Disto promanam alguns direitos específicos dos trabalhadores,
direitos que correspondem à obrigação de trabalhar. Falar-se-á
deles em seguida. Entretanto, é necessário frisar bem, desde já,
que em geral o homem que trabalha deseja não só receber a
remuneração devida pelo seu trabalho, mas deseja também que seja
tomada em consideração, no mesmo processo de produção, a
possibilidade de que ele, ao trabalhar, ainda que seja numa
propriedade comum, esteja cônscio de trabalhar «por sua conta».
Esta consciência fica nele abafada, ao encontrar-se num sistema de
centralização burocrática excessiva, na qual o trabalhador se vê
sobretudo como peça duma engrenagem num grande mecanismo movido de
cima; e ainda — por várias razões — mais como um simples
instrumento de produção do que como um verdadeiro sujeito do
trabalho, dotado de iniciativa própria.
O ensino da Igreja exprimiu sempre a firme e profunda convicção de
que o trabalho humano não diz respeito simplesmente à economia, mas
implica também e sobretudo valores pessoais.

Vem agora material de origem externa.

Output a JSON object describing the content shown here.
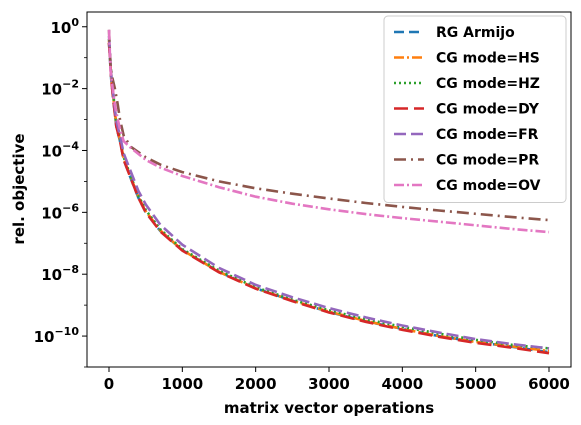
{
  "chart_data": {
    "type": "line",
    "xlabel": "matrix vector operations",
    "ylabel": "rel. objective",
    "x_ticks": [
      0,
      1000,
      2000,
      3000,
      4000,
      5000,
      6000
    ],
    "x_tick_labels": [
      "0",
      "1000",
      "2000",
      "3000",
      "4000",
      "5000",
      "6000"
    ],
    "y_ticks": [
      1,
      0.01,
      0.0001,
      1e-06,
      1e-08,
      1e-10
    ],
    "y_tick_labels": [
      {
        "base": "10",
        "exp": "0"
      },
      {
        "base": "10",
        "exp": "−2"
      },
      {
        "base": "10",
        "exp": "−4"
      },
      {
        "base": "10",
        "exp": "−6"
      },
      {
        "base": "10",
        "exp": "−8"
      },
      {
        "base": "10",
        "exp": "−10"
      }
    ],
    "xlim": [
      -300,
      6300
    ],
    "ylim": [
      1e-11,
      3
    ],
    "yscale": "log",
    "grid": false,
    "legend_position": "top-right",
    "series": [
      {
        "name": "RG Armijo",
        "color": "#1f77b4",
        "dash": "10,5",
        "x": [
          0,
          30,
          60,
          100,
          150,
          200,
          300,
          400,
          500,
          700,
          1000,
          1500,
          2000,
          2500,
          3000,
          3500,
          4000,
          4500,
          5000,
          5500,
          6000
        ],
        "y": [
          0.3,
          0.02,
          0.004,
          0.0006,
          0.0002,
          5e-05,
          1.2e-05,
          3e-06,
          1e-06,
          2.5e-07,
          6e-08,
          1.2e-08,
          3.5e-09,
          1.4e-09,
          6e-10,
          3e-10,
          1.7e-10,
          1e-10,
          6.5e-11,
          4.5e-11,
          3e-11
        ]
      },
      {
        "name": "CG mode=HS",
        "color": "#ff7f0e",
        "dash": "10,3,2,3",
        "x": [
          0,
          30,
          60,
          100,
          150,
          200,
          300,
          400,
          500,
          700,
          1000,
          1500,
          2000,
          2500,
          3000,
          3500,
          4000,
          4500,
          5000,
          5500,
          6000
        ],
        "y": [
          0.35,
          0.025,
          0.005,
          0.0007,
          0.00022,
          5.5e-05,
          1.3e-05,
          3.2e-06,
          1.1e-06,
          2.6e-07,
          6e-08,
          1.2e-08,
          3.5e-09,
          1.4e-09,
          6.2e-10,
          3.1e-10,
          1.7e-10,
          1e-10,
          6.5e-11,
          4.6e-11,
          3.3e-11
        ]
      },
      {
        "name": "CG mode=HZ",
        "color": "#2ca02c",
        "dash": "2,3",
        "x": [
          0,
          30,
          60,
          100,
          150,
          200,
          300,
          400,
          500,
          700,
          1000,
          1500,
          2000,
          2500,
          3000,
          3500,
          4000,
          4500,
          5000,
          5500,
          6000
        ],
        "y": [
          0.4,
          0.03,
          0.006,
          0.0008,
          0.00025,
          6e-05,
          1.4e-05,
          3.5e-06,
          1.2e-06,
          2.8e-07,
          6.5e-08,
          1.3e-08,
          3.8e-09,
          1.5e-09,
          6.8e-10,
          3.5e-10,
          2e-10,
          1.2e-10,
          7.5e-11,
          5.2e-11,
          4e-11
        ]
      },
      {
        "name": "CG mode=DY",
        "color": "#d62728",
        "dash": "14,6",
        "x": [
          0,
          30,
          60,
          100,
          150,
          200,
          300,
          400,
          500,
          700,
          1000,
          1500,
          2000,
          2500,
          3000,
          3500,
          4000,
          4500,
          5000,
          5500,
          6000
        ],
        "y": [
          0.3,
          0.02,
          0.004,
          0.0006,
          0.0002,
          5e-05,
          1.2e-05,
          3e-06,
          1e-06,
          2.4e-07,
          5.8e-08,
          1.15e-08,
          3.4e-09,
          1.35e-09,
          5.8e-10,
          2.9e-10,
          1.6e-10,
          9.5e-11,
          6e-11,
          4.2e-11,
          2.8e-11
        ]
      },
      {
        "name": "CG mode=FR",
        "color": "#9467bd",
        "dash": "12,5",
        "x": [
          0,
          30,
          60,
          100,
          150,
          200,
          300,
          400,
          500,
          700,
          1000,
          1500,
          2000,
          2500,
          3000,
          3500,
          4000,
          4500,
          5000,
          5500,
          6000
        ],
        "y": [
          0.5,
          0.03,
          0.006,
          0.0009,
          0.0003,
          8e-05,
          2e-05,
          5e-06,
          1.8e-06,
          4e-07,
          9e-08,
          1.6e-08,
          4.5e-09,
          1.8e-09,
          8e-10,
          4e-10,
          2.2e-10,
          1.3e-10,
          8e-11,
          5.5e-11,
          4e-11
        ]
      },
      {
        "name": "CG mode=PR",
        "color": "#8c564b",
        "dash": "12,5,2,5",
        "x": [
          0,
          20,
          50,
          80,
          120,
          150,
          200,
          300,
          500,
          700,
          1000,
          1500,
          2000,
          2500,
          3000,
          3500,
          4000,
          4500,
          5000,
          5500,
          6000
        ],
        "y": [
          0.8,
          0.05,
          0.02,
          0.01,
          0.003,
          0.001,
          0.0003,
          0.00013,
          6e-05,
          3.5e-05,
          2e-05,
          1e-05,
          6e-06,
          4e-06,
          2.8e-06,
          2e-06,
          1.5e-06,
          1.15e-06,
          9e-07,
          7e-07,
          5.6e-07
        ]
      },
      {
        "name": "CG mode=OV",
        "color": "#e377c2",
        "dash": "10,3,2,3",
        "x": [
          0,
          20,
          50,
          80,
          120,
          150,
          200,
          300,
          500,
          700,
          1000,
          1500,
          2000,
          2500,
          3000,
          3500,
          4000,
          4500,
          5000,
          5500,
          6000
        ],
        "y": [
          0.8,
          0.04,
          0.01,
          0.003,
          0.001,
          0.0005,
          0.0002,
          0.00012,
          5e-05,
          2.8e-05,
          1.5e-05,
          6.5e-06,
          3.2e-06,
          1.9e-06,
          1.25e-06,
          8.8e-07,
          6.5e-07,
          5e-07,
          3.8e-07,
          2.9e-07,
          2.3e-07
        ]
      }
    ]
  }
}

O próprio sistema
económico e o processo de produção auferem vantagens precisamente do
facto de tais valores pessoais serem respeitados. No pensamento de
Santo Tomás de Aquino, é sobretudo esta razão que depõe a favor
da propriedade privada dos meios de produção. Se aceitamos que, por
motivos certos e fundados, podem ser feitas excepções ao princípio
da propriedade privada — e nos nossos tempos estamos mesmo a ser
testemunhas de que, na vida, foi introduzido o sistema da propriedade
«socializada» — o argumento personalista, contudo, não perde a sua
força, nem ao nível dos princípios, nem no campo prático. Toda e
qualquer socialização dos meios de produção, para ser racional e
frutuosa, deve ter este argumento em consideração. Deve fazer-se
todo o possível para que o homem, mesmo num tal sistema, possa
conservar a consciência de trabalhar «por sua própria conta». Caso
contrário, verificam-se necessariamente danos incalculáveis em todo
o processo económico, danos que não são apenas de ordem económica,
mas que atingem em primeiro lugar o homem.